Burns coauthored another study published in February in Scientific Reports, “Effects of bleaching-associated mass coral mortality on reef structural complexity across a gradient of local disturbance,” where the authors used structure-from-motion photogrammetry to create 3D reconstructions of long-term coral reef monitoring sites in Kiritimati. That paper addresses how the structural complexity of the reef changed after the mass bleaching that occurred during the 2015-2016 El Nino event.
Reef structure complexity is important because it brings benefits such as resilience in the face of environmental stresses and high fish abundance and diversity.
“In today’s environmental situation we are facing an increase in the intensity and frequency of disturbance whether it is from storms and stronger weather events like El Nino, pollution, or large-scale factors such as climate change,” says Burns. “We are finding that these disturbance events have disproportionate impacts on the health and mortality of certain species, and we need to understand this better in order to predict how changing environmental conditions will alter coral reefs in the future.”
The MEGA Lab
When he joined the faculty at UH Hilo in 2018, Burns created the Multiscale Environmental Graphical Analysis (MEGA) Lab, which is dedicated to understanding the state of corals found all over the Hawaiian Archipelago and in other locations in the Pacific Ocean.
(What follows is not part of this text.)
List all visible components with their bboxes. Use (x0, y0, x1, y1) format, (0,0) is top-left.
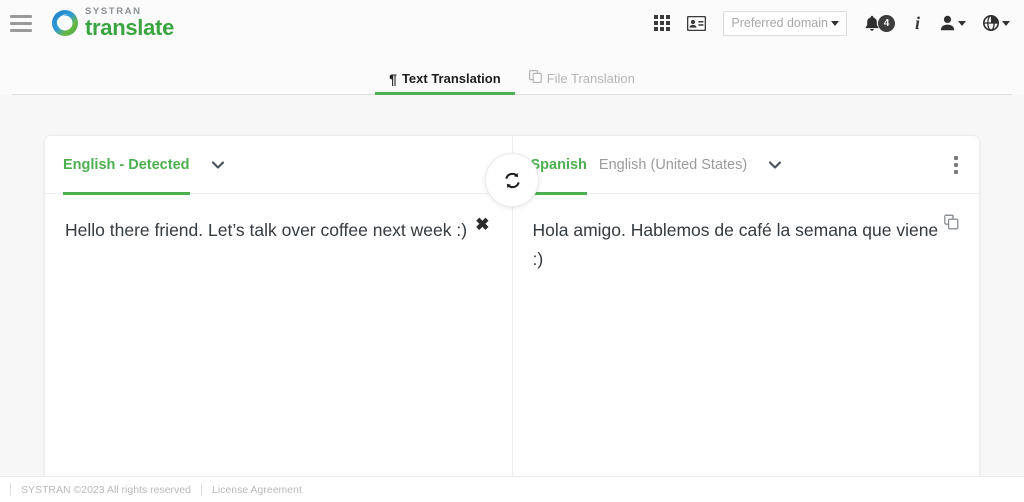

In the MEGA lab, UH Hilo graduate and undergraduate students representing art, marine science, and the computer science and engineering departments use advanced technologies to create high-resolution 3D reconstructions of underwater habitats. This work supports any array of projects from tracking coral health to mapping newly discovered archeological sites.
- Related story: UH Hilo art and science departments collaborate on modern 3D work of art (UH Hilo Stories, March 8, 2019)
Since its inception, the MEGA lab has received several large research grants to conduct underwater 3D mapping throughout the Pacific Ocean. For one project, Burns and Briana Noll, a computer science major in her senior year at UH Hilo, are designing a “virtual museum” that allows users to experience coral reefs without ever donning a swimsuit. Participants can explore the various reefs around the Hawaiian Archipelago and Pacific Ocean, including those found in the Northwestern Hawaiian Islands and Kapoho Bay, the area covered by the lava flow following the eruption of the Kilauea volcano last summer. Noll is using the Epic Unreal Engine platform and Unreal 4 software to create an interactive user experience based on data and visualizations provided by Burns.
“My hope is that this will be used for education on the health and protection of coral, not just here in Hawaiʻi but globally,” says Noll.
Selected projects at the MEGA Lab
- “Co-Knowledge Production of Historic Property and Habitat Assessments on Navy Coastal Submerged Lands for the Island of Guam,” funded by the Department of Defense Naval Facilities Engineering Command.
- “Understanding environmental stressors and deep reefs to support management of Papahanaumokuakea,” funded by the National Fish and Wildlife Foundation.
- “Peleliu’s Forgotten WWII Battlefield,” funded by NOAA Ocean Exploration and Research.
- “Ike Wai: Securing Hawaiʻi’s Water Future. A cross disciplinary project that aims to increase understanding of Hawaiian island hydrology to provide improved data for decision-making tools,” funded by the National Science Foundation’s Established Program to Stimulate Competitive Research (EPSCoR).
- “Understanding Biotic Response to Environmental Change in Tropical Ecosystems Through a Place-Based Contex,” funded by the NSF Centers for Research Excellence in Science and Technology (CREST).
About the author of this story: Leah Sherwood is a graduate student in the tropical conservation biology and environmental science program at UH Hilo. She received her bachelor of science in biology and bachelor of arts in English from Boise State University.